The actors in A Christmas Carol have a lot on their plates. On top of memorizing lines, developing their characters, and honing their craft, some cast members have another challenge: elementary and middle school. Each year, Trinity Rep features a small group of children, with two young actors alternating in each role, in our classic holiday production of A Christmas Carol, a tradition now in its 42nd year.
The casts are selected through an audition process run by the show’s director and Trinity Rep staff members, who look for kids who love what they’re doing and who shine on stage. First comes the initial audition, where kids must sing 30 seconds of a holiday song and read through a scene from the show. Next is the callback audition, where kids who stood out at the first audition have another opportunity to show what they can do. After that, the casting is solidified and two more groups of children have joined the Trinity Rep family, as members of the cast of A Christmas Carol.
I recently caught up with a few members of the past A Christmas Carol kids club: Phineas Peters (Tiny Tim, 2011 and 2012), Bedros Kevorkian (Tiny Tim, 2012 and 2013), and Robert Capron (Turkey Boy, 2007). I learned more about their experiences on the Trinity Rep stage and the impact it had on them.
When asked to describe their time as Tiny Tim, Peters and Kevorkian don’t hesitate. “Magical,” says Kevorkian. “In every way,” Peters adds. The pair, who alternated the role in 2012, both made their professional debuts at Trinity Rep, and it’s a time both consider crucial. “I was just an eight-year-old boy starting out in the theater,” Peters says, “but I was surrounded by brilliant and talented people who created such a vibrant and elaborate show in front of my eyes.”
Kevorkian, also eight when he first took the Trinity Rep stage, says much the same thing. Through A Christmas Carol, he had the opportunity to “…meet so many new friends and work with professional actors whom I learned a lot from.” This includes Stephen Thorne, who played Bob Cratchit that year and was seen in last year’s production as Ebenezer Scrooge himself.

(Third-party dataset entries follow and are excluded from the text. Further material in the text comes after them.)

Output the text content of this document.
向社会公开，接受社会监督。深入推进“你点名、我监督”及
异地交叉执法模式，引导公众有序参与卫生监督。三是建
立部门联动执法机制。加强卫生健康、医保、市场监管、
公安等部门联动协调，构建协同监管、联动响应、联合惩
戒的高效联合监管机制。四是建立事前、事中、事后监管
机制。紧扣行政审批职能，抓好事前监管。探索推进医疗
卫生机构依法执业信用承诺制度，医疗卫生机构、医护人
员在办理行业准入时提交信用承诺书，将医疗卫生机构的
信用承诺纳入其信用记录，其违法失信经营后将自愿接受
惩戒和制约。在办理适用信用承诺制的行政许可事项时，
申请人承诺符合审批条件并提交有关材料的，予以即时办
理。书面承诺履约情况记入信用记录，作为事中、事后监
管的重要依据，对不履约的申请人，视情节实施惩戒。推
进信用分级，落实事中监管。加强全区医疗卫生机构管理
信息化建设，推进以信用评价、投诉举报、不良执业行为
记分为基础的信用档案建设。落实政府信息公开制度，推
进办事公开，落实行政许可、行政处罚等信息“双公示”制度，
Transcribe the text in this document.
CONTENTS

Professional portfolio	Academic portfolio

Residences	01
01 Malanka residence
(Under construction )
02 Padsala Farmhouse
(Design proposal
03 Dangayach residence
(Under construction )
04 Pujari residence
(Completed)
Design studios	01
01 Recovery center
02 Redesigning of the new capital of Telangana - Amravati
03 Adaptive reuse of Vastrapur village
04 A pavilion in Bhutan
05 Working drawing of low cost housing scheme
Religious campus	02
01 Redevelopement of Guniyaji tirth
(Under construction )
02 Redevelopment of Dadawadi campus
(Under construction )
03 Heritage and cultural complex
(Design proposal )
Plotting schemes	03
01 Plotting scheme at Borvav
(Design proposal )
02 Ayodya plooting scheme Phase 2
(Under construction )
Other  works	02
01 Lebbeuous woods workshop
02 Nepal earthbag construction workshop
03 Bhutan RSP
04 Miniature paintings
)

Capron, a former Turkey Boy (the young courier that Scrooge sends to buy a turkey after his night with the three spirits) couldn’t agree more. After taking acting classes through Trinity Rep’s Young Actors Studio, Capron discovered a love of the theater. He auditioned and was cast in A Christmas Carol that same year. “I wept on stage at my last performance of A Christmas Carol,” he remembers, sad that his time in A Christmas Carol was over. “It was, and always will be, one of the most special experiences I have ever had.” From taking his last bow, to throwing up just before his cue (we all get nervous sometimes!), to covering up a fall on stage, he saw it all as Turkey Boy.
After attending shows at Trinity Rep throughout that season, acting on stage alongside resident company members, was an extraordinary thing for Capron. He says that “Sometimes in life, you just know you’re watching art.” This was one of those times. “What a joy to be on stage with the people you respect, the ones who set you on the path you’re now a part of,” he reflects. “…I had that at eight.” Three years after, Capron made his silver screen debut as Rowley, the titular character’s best friend in the Diary of a Wimpy Kid film franchise, based on the children’s books of the same name by Jeff Kinney. He traces this accomplishment directly back to his days at Trinity Rep, saying that the experience and skills he gained during his time in the Young Actors Studio classroom and in A Christmas Carol were crucial during auditions and filming.
Although Kevorkian and Peters have long outgrown the role of Tiny Tim, they carry the lessons learned on stage with them. “Theater has helped me come out of my shell,” Kevorkian says. Telling Tiny Tim’s story, “…taught me to show the world who I truly am.” The experience was equally transformative for Peters, who credits his time on stage with fostering his creative side. “The impact was tremendous,” Peters says. “[Theater] has been a wonderful outlet for my love of storytelling.”
The magic of live theater remains alive for Capron, too. “Theater has a habit of getting to the raw emotional truth of events and narratives in a way that continues to amaze me,” he says. In terms of emotional connection and investment, for Capron, “…there’s nothing like having that live audience there.” As he describes it, theater creates a “unique rendition of an ever-dynamic work of art,” a temporary beautiful thing that has real power to make change.
As much as he loves theater in general, it’s Trinity Rep, in particular, that has Capron’s heart. “I owe theater, and Trinity Rep at large, everything,” he says, looking back on his days as a Turkey Boy and in Young Actors Studio. “If my life was a house, my time at Trinity Rep and what it taught me is the foundation.” Even now, as a senior at Brown University, Capron still sees Trinity Rep as his home. “I will cherish it always,” he says.
Like another famous Christmas curmudgeon, our hearts at Trinity Rep grew three sizes after hearing from these A Christmas Carol veterans. Onstage or off, we’re always rooting for all of our actors, and we’re glad to see that our youngest performers enjoyed their time with us. To these kids, we say thank you.